Is ‘tectonic interpretation of conductivity anomalies’ a useful concept? Probably yes, if over-simplifications are avoided. For example, there are cases where a high-conductivity layer in the mid crust also exhibits anomalously high reflectivity, and the combination electromagnetics and seismics has been advocated as a tool for ‘detecting’ water in the crust. However, application of the techniques described in Chapter 8 and petrological considerations suggest that, in old, stable regions, the lower crust is generally dry.

The combination of long-period MT and surface-wave seismology have revealed concomitant directions of seismic and electrical anisotropy, apparently supporting a hypothesis involving alignment of olivine crystals. How is such an alignment realised and maintained?

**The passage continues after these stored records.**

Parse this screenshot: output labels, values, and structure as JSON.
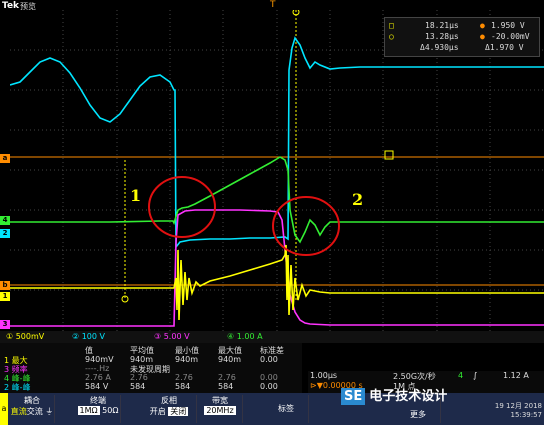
{
  "header": {
    "brand": "Tek",
    "state": "预览",
    "trigger_marker": "T"
  },
  "channel_markers": {
    "c3": "3",
    "c4": "4",
    "c2": "2",
    "c1": "1",
    "ca": "a",
    "cb": "b"
  },
  "cursor_readout": {
    "row1_time": "18.21μs",
    "row1_val": "1.950 V",
    "row2_time": "13.28μs",
    "row2_val": "-20.00mV",
    "delta_time": "Δ4.930μs",
    "delta_val": "Δ1.970 V"
  },
  "annotations": {
    "m1": "1",
    "m2": "2"
  },
  "channel_scales": {
    "ch1": "500mV",
    "ch2": "100 V",
    "ch3": "5.00 V",
    "ch4": "1.00 A"
  },
  "measurements": {
    "headers": [
      "值",
      "平均值",
      "最小值",
      "最大值",
      "标准差"
    ],
    "rows": [
      {
        "idx": "1",
        "name": "最大",
        "val": "940mV",
        "mean": "940m",
        "min": "940m",
        "max": "940m",
        "std": "0.00"
      },
      {
        "idx": "3",
        "name": "频率",
        "val": "----.Hz",
        "mean": "未发现周期",
        "min": "",
        "max": "",
        "std": ""
      },
      {
        "idx": "4",
        "name": "峰-峰",
        "val": "2.76 A",
        "mean": "2.76",
        "min": "2.76",
        "max": "2.76",
        "std": "0.00"
      },
      {
        "idx": "2",
        "name": "峰-峰",
        "val": "584 V",
        "mean": "584",
        "min": "584",
        "max": "584",
        "std": "0.00"
      }
    ]
  },
  "timebase": {
    "scale": "1.00μs",
    "position": "⊳▼0.00000 s",
    "sample_rate": "2.50G次/秒",
    "record": "1M 点",
    "trig_ch": "4",
    "trig_level": "1.12 A",
    "date": "19 12月 2018",
    "time": "15:39:57"
  },
  "menu": {
    "coupling_label": "耦合",
    "coupling_opt1": "直流",
    "coupling_opt2": "交流",
    "term_label": "终端",
    "term_opt1": "1MΩ",
    "term_opt2": "50Ω",
    "invert_label": "反相",
    "invert_opt1": "开启",
    "invert_opt2": "关闭",
    "bw_label": "带宽",
    "bw_value": "20MHz",
    "tag_label": "标签",
    "more_label": "更多",
    "label_chip": "a"
  },
  "watermark": {
    "se": "SE",
    "text": "电子技术设计"
  },
  "colors": {
    "ch1": "#ffff00",
    "ch2": "#00e5ff",
    "ch3": "#ff33ff",
    "ch4": "#33ee33",
    "ref": "#ff8c00",
    "annotation": "#e01010"
  }
}
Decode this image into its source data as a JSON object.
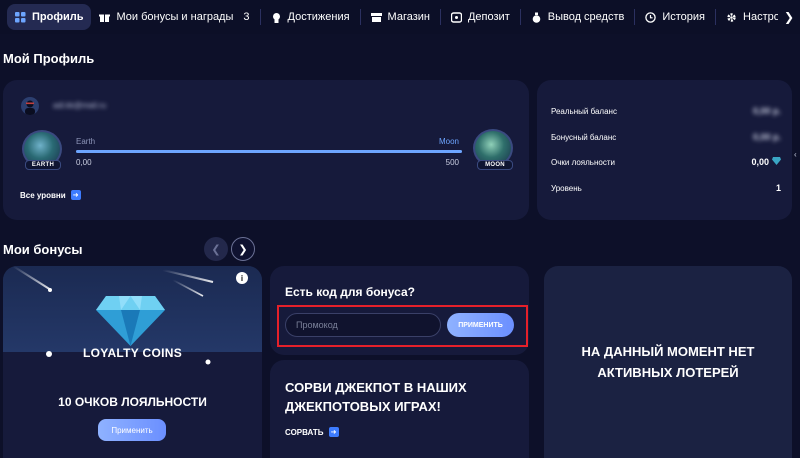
{
  "nav": {
    "items": [
      {
        "label": "Профиль",
        "icon": "grid-icon",
        "active": true
      },
      {
        "label": "Мои бонусы и награды",
        "icon": "gift-icon",
        "count": "3"
      },
      {
        "label": "Достижения",
        "icon": "medal-icon"
      },
      {
        "label": "Магазин",
        "icon": "store-icon"
      },
      {
        "label": "Депозит",
        "icon": "deposit-icon"
      },
      {
        "label": "Вывод средств",
        "icon": "money-bag-icon"
      },
      {
        "label": "История",
        "icon": "clock-icon"
      },
      {
        "label": "Настройки ак",
        "icon": "gear-icon"
      }
    ]
  },
  "profile": {
    "section_title": "Мой Профиль",
    "email": "adi.kk@mail.ru",
    "level_from": "Earth",
    "level_to": "Moon",
    "badge_from": "EARTH",
    "badge_to": "MOON",
    "points_from": "0,00",
    "points_to": "500",
    "progress_fraction": 1.0,
    "all_levels": "Все уровни"
  },
  "balance": {
    "rows": [
      {
        "label": "Реальный баланс",
        "value": "0,00 р.",
        "blurred": true
      },
      {
        "label": "Бонусный баланс",
        "value": "0,00 р.",
        "blurred": true
      },
      {
        "label": "Очки лояльности",
        "value": "0,00",
        "blurred": false
      },
      {
        "label": "Уровень",
        "value": "1",
        "blurred": false
      }
    ]
  },
  "bonuses": {
    "section_title": "Мои бонусы",
    "loyalty": {
      "image_title": "LOYALTY COINS",
      "points": "10 ОЧКОВ ЛОЯЛЬНОСТИ",
      "apply": "Применить",
      "info": "i"
    },
    "promo": {
      "title": "Есть код для бонуса?",
      "placeholder": "Промокод",
      "apply": "ПРИМЕНИТЬ"
    },
    "jackpot": {
      "title": "СОРВИ ДЖЕКПОТ В НАШИХ ДЖЕКПОТОВЫХ ИГРАХ!",
      "link": "СОРВАТЬ"
    },
    "lottery": {
      "text": "НА ДАННЫЙ МОМЕНТ НЕТ АКТИВНЫХ ЛОТЕРЕЙ"
    }
  },
  "colors": {
    "background": "#0d1029",
    "card": "#161a3b",
    "accent": "#6da5ff",
    "highlight_frame": "#e5202a"
  }
}
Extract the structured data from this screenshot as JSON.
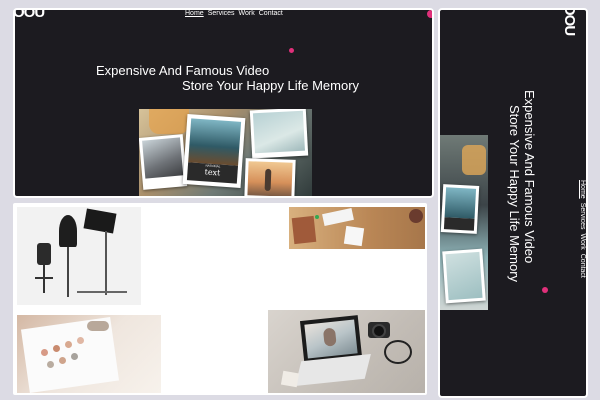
{
  "hero": {
    "logo": "OOU",
    "nav": [
      {
        "label": "Home",
        "active": true
      },
      {
        "label": "Services"
      },
      {
        "label": "Work"
      },
      {
        "label": "Contact"
      }
    ],
    "headline_line1": "Expensive And Famous Video",
    "headline_line2": "Store Your Happy Life Memory",
    "polaroid_caption_small": "NATIONAL",
    "polaroid_caption_large": "text"
  },
  "vertical": {
    "logo": "OOU",
    "headline_line1": "Expensive And Famous Video",
    "headline_line2": "Store Your Happy Life Memory",
    "nav": [
      {
        "label": "Home",
        "active": true
      },
      {
        "label": "Services"
      },
      {
        "label": "Work"
      },
      {
        "label": "Contact"
      }
    ]
  },
  "gallery": {
    "images": [
      "photo-studio-lights",
      "desk-with-photos",
      "color-palette-card",
      "laptop-and-camera"
    ]
  },
  "colors": {
    "accent": "#e0307a",
    "dark_bg": "#1c1b20",
    "page_bg": "#dcdbe4"
  }
}
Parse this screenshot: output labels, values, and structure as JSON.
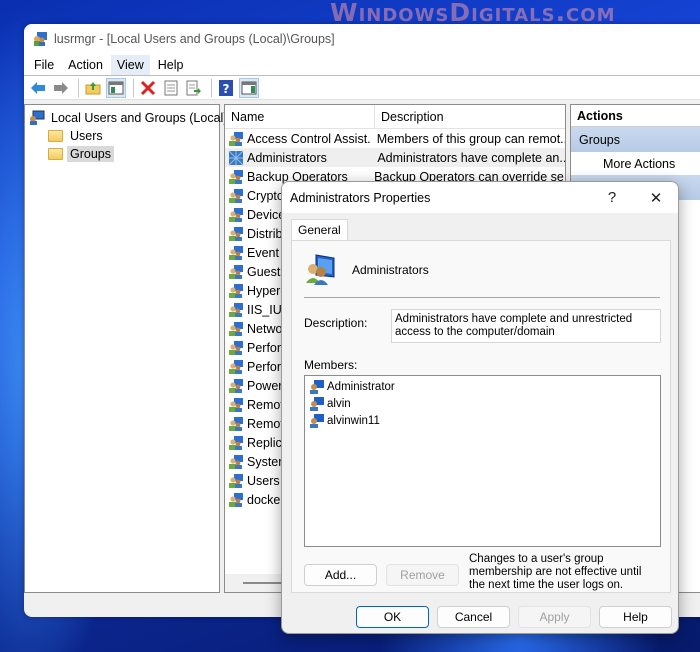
{
  "watermark": "WindowsDigitals.com",
  "window": {
    "title": "lusrmgr - [Local Users and Groups (Local)\\Groups]",
    "menu": [
      "File",
      "Action",
      "View",
      "Help"
    ],
    "active_menu": "View",
    "toolbar": [
      "back-icon",
      "forward-icon",
      "up-folder-icon",
      "show-hide-console-tree-icon",
      "delete-icon",
      "properties-icon",
      "export-list-icon",
      "help-icon",
      "show-hide-action-pane-icon"
    ]
  },
  "tree": {
    "root": "Local Users and Groups (Local)",
    "children": [
      "Users",
      "Groups"
    ],
    "selected": "Groups"
  },
  "list": {
    "columns": [
      "Name",
      "Description"
    ],
    "rows": [
      {
        "name": "Access Control Assist...",
        "desc": "Members of this group can remot..."
      },
      {
        "name": "Administrators",
        "desc": "Administrators have complete an..."
      },
      {
        "name": "Backup Operators",
        "desc": "Backup Operators can override se..."
      },
      {
        "name": "Crypto",
        "desc": ""
      },
      {
        "name": "Device",
        "desc": ""
      },
      {
        "name": "Distrib",
        "desc": ""
      },
      {
        "name": "Event l",
        "desc": ""
      },
      {
        "name": "Guests",
        "desc": ""
      },
      {
        "name": "Hyper-",
        "desc": ""
      },
      {
        "name": "IIS_IUS",
        "desc": ""
      },
      {
        "name": "Netwo",
        "desc": ""
      },
      {
        "name": "Perfori",
        "desc": ""
      },
      {
        "name": "Perfori",
        "desc": ""
      },
      {
        "name": "Power",
        "desc": ""
      },
      {
        "name": "Remot",
        "desc": ""
      },
      {
        "name": "Remot",
        "desc": ""
      },
      {
        "name": "Replica",
        "desc": ""
      },
      {
        "name": "System",
        "desc": ""
      },
      {
        "name": "Users",
        "desc": ""
      },
      {
        "name": "docker",
        "desc": ""
      }
    ]
  },
  "actions": {
    "title": "Actions",
    "group": "Groups",
    "items": [
      "More Actions"
    ]
  },
  "dialog": {
    "title": "Administrators Properties",
    "help_btn": "?",
    "close_btn": "✕",
    "tab": "General",
    "group_name": "Administrators",
    "description_label": "Description:",
    "description": "Administrators have complete and unrestricted access to the computer/domain",
    "members_label": "Members:",
    "members": [
      "Administrator",
      "alvin",
      "alvinwin11"
    ],
    "add_btn": "Add...",
    "remove_btn": "Remove",
    "note": "Changes to a user's group membership are not effective until the next time the user logs on.",
    "ok_btn": "OK",
    "cancel_btn": "Cancel",
    "apply_btn": "Apply",
    "help_button": "Help"
  }
}
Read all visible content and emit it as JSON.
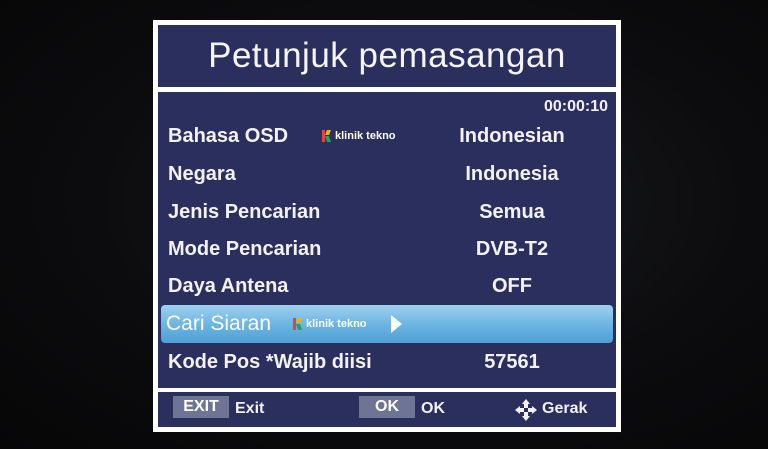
{
  "dialog": {
    "title": "Petunjuk pemasangan",
    "timer": "00:00:10"
  },
  "settings": [
    {
      "label": "Bahasa OSD",
      "value": "Indonesian"
    },
    {
      "label": "Negara",
      "value": "Indonesia"
    },
    {
      "label": "Jenis Pencarian",
      "value": "Semua"
    },
    {
      "label": "Mode Pencarian",
      "value": "DVB-T2"
    },
    {
      "label": "Daya Antena",
      "value": "OFF"
    },
    {
      "label": "Cari Siaran",
      "value": ""
    },
    {
      "label": "Kode Pos *Wajib diisi",
      "value": "57561"
    }
  ],
  "watermark": "klinik tekno",
  "footer": {
    "exit_key": "EXIT",
    "exit_label": "Exit",
    "ok_key": "OK",
    "ok_label": "OK",
    "move_icon": "move-arrows-icon",
    "move_label": "Gerak"
  },
  "colors": {
    "panel": "#2b2f5e",
    "border": "#ffffff",
    "highlight": "#6db6e4",
    "key_bg": "#6e7493"
  }
}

A collaborative project involving geodynamics, seismology and long-period MT sounding has been established in search for an intra-plate plume under Central Europe. The seismological part of the experiment suggests some evidence for a 150–200 K temperature increase in the uppermost 200 km within a 100 km by 100 km region. However, not only is the electrical conductivity within that volume only moderately increased, but also the strongest conductivity increase occurs outside the velocity anomaly. In addition, the electrical anomaly exhibits strong electrical anisotropy. Is this another hint that if melt is present, then this melt is not the dominant conductor, and that the bulk conductivity of the mantle is more strongly influenced by another conductive phase?

Few ocean-bottom MT studies have been performed and investigations into possible differences between the physical compositions of oceanic and continental mantle have begun only recently.